Vereda

Marisa Rezende

Marisa Rezende pertence à geração de compositores para a qual discussões ainda vivas sobre os rumos da música no Brasil se tornavam cada vez mais desgastadas. Distante das ideologias e mestre nas conciliações, ela soube dar atenção a estímulos diversos, sem exageros nesta ou naquela direção, e também sem preconceitos. Quem começa a perceber em suas criações a presença traiçoeira de tradições diversas é logo surpreendido por um jogo de efeitos de timbre, texturas e construções dissonantes que lhe dão um lugar muito particular na criação contemporânea brasileira.

 

Nasce no Rio de Janeiro, onde, como pianista, pratica desde cedo sobretudo o repertório romântico. Daí derivam muitas das estruturas presentes em sua música. Segue para o Recife e desperta definitivamente para a composição musical. Nos Estados Unidos dá continuidade à sua formação instrumental e fixa sua preferência pela criação. De volta ao Rio, transforma discretamente a antiga Escola Nacional de Música – hoje parte da UFRJ – num centro heterogêneo de produção musical: cria o Grupo Música Nova, que realiza inúmeras estreias em festivais, estimula a criação do curso de música eletroacústica e forma grande parte dos compositores cariocas que hoje circulam tanto pela música popular quanto pelos laboratórios de criação do país.

 

Sua produção recente é camerística e vocal – encomendas de grupos de todo o país, com repetidas reapresentações a cada reunião dos compositores mais ativos do momento. Contrastes para piano solo, de 2001, talvez seja a composição que ilustra melhor uma marca atual de seu processo composicional. Uma célula mínima, já em si mesma carregada de forte conteúdo emocional, é submetida à presença de configurações variadas que exigem constante reação do compositor (e do intérprete) na maneira de conduzi-las e dissipá-las rapidamente; o discurso se abre em ramificações diversificadas, em momentos de expressividades nem sempre unitárias…

 

Em Vereda manifesta-se essa mesma ideia da composição musical: um conjunto restrito de sons articulados em formas compactas, ou habilmente segmentadas, predomina sejam quais forem os recursos de textura empregados. Um único intervalo é articulado obsessivamente, mantendo suspensa muitas vezes a realização do fragmento melódico completo.

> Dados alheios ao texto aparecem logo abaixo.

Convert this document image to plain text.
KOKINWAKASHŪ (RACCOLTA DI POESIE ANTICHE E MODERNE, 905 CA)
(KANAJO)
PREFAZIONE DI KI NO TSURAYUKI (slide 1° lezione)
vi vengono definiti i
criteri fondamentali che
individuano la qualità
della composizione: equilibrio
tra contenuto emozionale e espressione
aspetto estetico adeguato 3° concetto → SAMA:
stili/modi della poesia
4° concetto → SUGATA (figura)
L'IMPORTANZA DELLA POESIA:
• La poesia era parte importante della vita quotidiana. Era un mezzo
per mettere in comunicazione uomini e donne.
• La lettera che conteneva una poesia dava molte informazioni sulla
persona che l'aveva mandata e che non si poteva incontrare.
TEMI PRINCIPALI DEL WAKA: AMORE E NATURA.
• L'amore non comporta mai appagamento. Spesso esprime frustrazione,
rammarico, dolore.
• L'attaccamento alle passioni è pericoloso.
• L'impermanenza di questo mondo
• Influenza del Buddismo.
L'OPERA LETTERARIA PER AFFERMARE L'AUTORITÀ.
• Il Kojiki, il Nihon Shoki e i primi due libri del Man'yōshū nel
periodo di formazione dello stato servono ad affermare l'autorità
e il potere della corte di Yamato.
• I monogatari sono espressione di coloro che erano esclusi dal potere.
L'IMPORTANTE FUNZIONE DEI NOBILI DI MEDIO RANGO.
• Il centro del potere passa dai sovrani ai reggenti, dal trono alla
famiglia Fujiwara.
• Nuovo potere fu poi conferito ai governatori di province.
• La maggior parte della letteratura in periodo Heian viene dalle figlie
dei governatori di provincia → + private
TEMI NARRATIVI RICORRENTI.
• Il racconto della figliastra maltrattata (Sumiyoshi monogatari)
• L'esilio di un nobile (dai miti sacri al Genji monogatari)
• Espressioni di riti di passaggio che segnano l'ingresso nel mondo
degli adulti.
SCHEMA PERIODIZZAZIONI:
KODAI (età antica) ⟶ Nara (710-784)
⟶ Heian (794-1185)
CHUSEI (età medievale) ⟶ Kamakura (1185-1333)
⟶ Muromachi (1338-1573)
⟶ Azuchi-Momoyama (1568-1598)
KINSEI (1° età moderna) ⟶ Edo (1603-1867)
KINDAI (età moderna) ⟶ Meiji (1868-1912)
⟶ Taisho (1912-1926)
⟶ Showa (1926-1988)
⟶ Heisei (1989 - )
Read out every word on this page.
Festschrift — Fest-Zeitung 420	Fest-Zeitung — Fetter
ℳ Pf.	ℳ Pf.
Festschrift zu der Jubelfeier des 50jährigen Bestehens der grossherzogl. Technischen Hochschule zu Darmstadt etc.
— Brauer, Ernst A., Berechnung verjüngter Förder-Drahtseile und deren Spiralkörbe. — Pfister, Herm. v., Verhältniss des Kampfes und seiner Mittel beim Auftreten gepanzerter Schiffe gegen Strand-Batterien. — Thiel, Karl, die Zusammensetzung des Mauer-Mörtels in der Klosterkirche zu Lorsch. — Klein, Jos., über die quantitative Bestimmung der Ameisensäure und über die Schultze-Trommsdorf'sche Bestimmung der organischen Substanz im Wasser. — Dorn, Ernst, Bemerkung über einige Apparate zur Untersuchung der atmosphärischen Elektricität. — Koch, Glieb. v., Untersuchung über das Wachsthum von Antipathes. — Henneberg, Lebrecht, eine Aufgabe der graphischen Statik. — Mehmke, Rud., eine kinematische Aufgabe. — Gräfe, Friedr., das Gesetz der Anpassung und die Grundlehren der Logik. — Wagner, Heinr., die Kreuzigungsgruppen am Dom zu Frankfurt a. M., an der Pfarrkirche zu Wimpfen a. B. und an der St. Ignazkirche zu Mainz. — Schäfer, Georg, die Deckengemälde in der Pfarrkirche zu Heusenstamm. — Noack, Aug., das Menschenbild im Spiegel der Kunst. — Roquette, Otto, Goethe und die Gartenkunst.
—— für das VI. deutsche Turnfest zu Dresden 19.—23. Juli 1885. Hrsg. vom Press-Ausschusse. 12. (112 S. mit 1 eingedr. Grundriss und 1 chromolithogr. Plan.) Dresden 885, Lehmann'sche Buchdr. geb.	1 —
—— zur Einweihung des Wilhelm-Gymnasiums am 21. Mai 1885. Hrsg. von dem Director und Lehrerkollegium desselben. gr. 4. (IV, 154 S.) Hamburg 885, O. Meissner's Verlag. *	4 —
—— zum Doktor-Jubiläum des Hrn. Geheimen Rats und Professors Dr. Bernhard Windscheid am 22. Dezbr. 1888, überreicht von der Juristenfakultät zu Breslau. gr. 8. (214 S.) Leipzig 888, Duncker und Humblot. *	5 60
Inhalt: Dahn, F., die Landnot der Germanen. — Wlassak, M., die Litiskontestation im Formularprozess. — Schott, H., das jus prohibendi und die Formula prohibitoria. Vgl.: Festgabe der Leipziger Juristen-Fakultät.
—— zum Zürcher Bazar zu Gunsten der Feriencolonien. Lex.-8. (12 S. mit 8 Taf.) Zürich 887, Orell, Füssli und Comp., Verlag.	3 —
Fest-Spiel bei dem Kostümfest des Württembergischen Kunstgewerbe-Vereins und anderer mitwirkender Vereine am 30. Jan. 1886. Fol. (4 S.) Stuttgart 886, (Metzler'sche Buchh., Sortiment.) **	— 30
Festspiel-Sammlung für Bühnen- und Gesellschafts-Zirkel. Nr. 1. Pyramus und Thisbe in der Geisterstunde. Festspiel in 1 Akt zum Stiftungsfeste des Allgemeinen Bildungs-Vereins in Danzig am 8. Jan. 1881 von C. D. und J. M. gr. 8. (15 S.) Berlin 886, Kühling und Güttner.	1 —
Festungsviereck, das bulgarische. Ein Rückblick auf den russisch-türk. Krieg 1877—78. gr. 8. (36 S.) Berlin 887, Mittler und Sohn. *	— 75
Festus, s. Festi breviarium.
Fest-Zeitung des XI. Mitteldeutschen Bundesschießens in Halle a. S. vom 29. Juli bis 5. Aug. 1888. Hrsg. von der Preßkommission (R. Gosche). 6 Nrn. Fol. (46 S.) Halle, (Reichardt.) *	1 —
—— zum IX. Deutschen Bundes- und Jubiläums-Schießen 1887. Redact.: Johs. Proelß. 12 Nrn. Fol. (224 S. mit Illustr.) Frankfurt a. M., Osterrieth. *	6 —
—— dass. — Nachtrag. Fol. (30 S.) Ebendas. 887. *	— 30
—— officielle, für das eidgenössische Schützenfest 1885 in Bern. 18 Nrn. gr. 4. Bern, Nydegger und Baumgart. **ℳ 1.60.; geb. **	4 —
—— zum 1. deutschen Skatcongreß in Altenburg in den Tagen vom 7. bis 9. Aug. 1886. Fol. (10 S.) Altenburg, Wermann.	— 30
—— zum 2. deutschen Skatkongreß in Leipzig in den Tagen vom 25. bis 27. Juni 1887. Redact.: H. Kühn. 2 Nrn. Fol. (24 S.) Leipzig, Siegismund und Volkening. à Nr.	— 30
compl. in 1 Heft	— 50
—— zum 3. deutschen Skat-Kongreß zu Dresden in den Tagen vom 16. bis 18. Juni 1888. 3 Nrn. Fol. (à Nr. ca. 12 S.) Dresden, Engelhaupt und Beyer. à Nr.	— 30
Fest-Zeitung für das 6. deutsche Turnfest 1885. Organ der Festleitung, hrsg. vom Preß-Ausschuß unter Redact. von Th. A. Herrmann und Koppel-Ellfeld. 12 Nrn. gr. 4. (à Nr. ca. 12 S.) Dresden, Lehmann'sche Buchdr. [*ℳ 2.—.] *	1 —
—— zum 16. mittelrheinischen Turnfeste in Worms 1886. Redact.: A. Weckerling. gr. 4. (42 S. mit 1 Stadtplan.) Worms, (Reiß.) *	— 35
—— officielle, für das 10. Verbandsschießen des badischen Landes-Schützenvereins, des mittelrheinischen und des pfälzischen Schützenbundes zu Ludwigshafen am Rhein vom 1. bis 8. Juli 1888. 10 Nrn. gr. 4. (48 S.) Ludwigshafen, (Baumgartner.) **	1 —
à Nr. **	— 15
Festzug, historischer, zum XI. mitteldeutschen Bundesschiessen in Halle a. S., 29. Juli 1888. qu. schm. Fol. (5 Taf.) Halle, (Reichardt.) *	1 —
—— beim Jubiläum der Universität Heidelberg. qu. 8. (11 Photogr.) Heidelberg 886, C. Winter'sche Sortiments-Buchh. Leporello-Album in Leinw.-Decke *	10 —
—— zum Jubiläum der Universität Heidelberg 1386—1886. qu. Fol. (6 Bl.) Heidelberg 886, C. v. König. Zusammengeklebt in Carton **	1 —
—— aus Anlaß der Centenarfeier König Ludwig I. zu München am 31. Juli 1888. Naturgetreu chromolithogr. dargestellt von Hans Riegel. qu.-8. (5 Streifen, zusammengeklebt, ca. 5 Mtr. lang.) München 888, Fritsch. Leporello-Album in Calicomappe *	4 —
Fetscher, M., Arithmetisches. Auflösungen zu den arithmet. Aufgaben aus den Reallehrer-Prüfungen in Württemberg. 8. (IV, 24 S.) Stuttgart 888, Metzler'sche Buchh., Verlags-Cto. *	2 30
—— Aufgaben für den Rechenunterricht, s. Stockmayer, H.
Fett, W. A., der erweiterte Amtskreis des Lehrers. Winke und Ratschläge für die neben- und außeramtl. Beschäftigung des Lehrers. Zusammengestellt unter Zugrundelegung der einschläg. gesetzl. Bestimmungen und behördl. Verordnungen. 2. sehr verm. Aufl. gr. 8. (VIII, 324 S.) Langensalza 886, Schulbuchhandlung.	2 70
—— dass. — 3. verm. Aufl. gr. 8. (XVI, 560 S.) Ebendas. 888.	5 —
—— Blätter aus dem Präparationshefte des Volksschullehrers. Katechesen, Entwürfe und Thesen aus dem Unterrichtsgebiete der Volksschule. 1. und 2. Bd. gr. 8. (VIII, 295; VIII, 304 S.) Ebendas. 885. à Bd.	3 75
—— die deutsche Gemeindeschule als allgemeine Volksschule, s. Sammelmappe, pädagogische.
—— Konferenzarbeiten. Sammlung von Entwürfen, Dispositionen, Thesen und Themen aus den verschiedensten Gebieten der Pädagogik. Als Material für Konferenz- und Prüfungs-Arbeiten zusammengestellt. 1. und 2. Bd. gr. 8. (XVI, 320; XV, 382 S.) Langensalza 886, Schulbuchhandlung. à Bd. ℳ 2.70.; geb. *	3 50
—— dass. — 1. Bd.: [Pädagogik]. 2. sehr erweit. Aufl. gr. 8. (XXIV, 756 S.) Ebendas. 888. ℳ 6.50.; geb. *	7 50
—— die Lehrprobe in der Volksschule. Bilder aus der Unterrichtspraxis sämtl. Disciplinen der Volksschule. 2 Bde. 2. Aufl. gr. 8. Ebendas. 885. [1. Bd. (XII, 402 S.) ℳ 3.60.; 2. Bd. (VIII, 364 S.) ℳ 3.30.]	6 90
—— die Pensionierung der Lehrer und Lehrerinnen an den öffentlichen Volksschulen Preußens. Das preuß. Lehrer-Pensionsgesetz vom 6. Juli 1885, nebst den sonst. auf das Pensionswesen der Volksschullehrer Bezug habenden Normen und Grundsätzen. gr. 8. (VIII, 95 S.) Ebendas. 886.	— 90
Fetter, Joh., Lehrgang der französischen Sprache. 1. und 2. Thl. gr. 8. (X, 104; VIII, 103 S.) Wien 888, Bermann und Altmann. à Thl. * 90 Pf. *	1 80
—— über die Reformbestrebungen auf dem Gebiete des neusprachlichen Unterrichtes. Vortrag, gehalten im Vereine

As formas de acompanhamento transitam da transparência tonal e rarefeita ao emprego de blocos dissonantes derivados sempre das mesmas harmonias. Esses sons estão associados a uma constante rítmica que sugere as várias facetas da valsa, em diferentes níveis de construção e percepção. Esse ritmo torna-se a razão de derivações para o emprego ritualístico e estático da percussão, para gestos eloquentes e sequências direcionadas à máxima densidade. A textura orquestral, segundo a autora, “passa por transformações frequentes e desassossegadas – no plano simbólico: um percurso entregue a divagações, sonhos… e conflitos.”